Transcript
As the war intensified, pro-Union leaders meeting at the Custom House in Wheeling declared the Richmond government null and void. They formed the reorganized government of Virginia with Wheeling as its capital and named a new Virginia governor loyal to the Union.
Secure behind the Union lines, Pierpont’s government chose John S. Carlile and Waitman T. Willey as United States senators from loyal Virginia.
Carlile immediately called for the formation of a new state.
“Borne down by an eastern governmental majority we have endured the disastrous results that ever must flow from an unnatural connection. Cut the knot now, cut it now. Apply the knife.” John Carlile
Supporters haggled over the state’s name, suggesting New Virginia, Allegheny, then Kanawha.
“The name Kanawha is a very hard name to spell. I think the rose would smell sweeter by some other name.” Waitman Willey
Finally, they compromised on West Virginia.
A proposed new state contained fifty counties including several in the northeast where the Baltimore and Ohio Railroad operated.

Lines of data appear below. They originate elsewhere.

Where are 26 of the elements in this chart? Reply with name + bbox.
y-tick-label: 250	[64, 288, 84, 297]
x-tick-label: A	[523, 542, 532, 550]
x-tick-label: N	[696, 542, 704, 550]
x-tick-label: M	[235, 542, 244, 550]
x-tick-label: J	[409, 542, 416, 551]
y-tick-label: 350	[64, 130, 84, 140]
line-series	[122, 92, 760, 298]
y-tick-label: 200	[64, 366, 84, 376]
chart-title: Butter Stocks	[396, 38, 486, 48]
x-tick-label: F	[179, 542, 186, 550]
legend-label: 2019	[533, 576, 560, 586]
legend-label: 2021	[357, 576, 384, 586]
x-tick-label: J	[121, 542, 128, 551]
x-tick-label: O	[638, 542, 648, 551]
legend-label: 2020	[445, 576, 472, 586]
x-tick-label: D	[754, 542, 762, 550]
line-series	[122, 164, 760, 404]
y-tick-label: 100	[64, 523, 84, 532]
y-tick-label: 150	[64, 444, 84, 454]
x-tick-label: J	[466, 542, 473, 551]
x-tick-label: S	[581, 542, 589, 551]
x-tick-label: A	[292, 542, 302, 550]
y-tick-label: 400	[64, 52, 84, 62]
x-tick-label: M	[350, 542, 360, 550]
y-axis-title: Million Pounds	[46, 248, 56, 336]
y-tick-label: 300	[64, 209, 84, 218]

John Hankey: Berkeley, Morgan, Hampshire Counties, Jefferson County; those were tied very much to the old Virginia plantation economy. If they didn’t go with the new state of West Virginia, part of the B&O would continue to operate through a Confederate state, through hostile territory.
The United States government, the new government of West Virginia, the management of the B&O, pretty much every body decided it was in the best interest of everybody if the B&O lay entirely within this new state of West Virginia.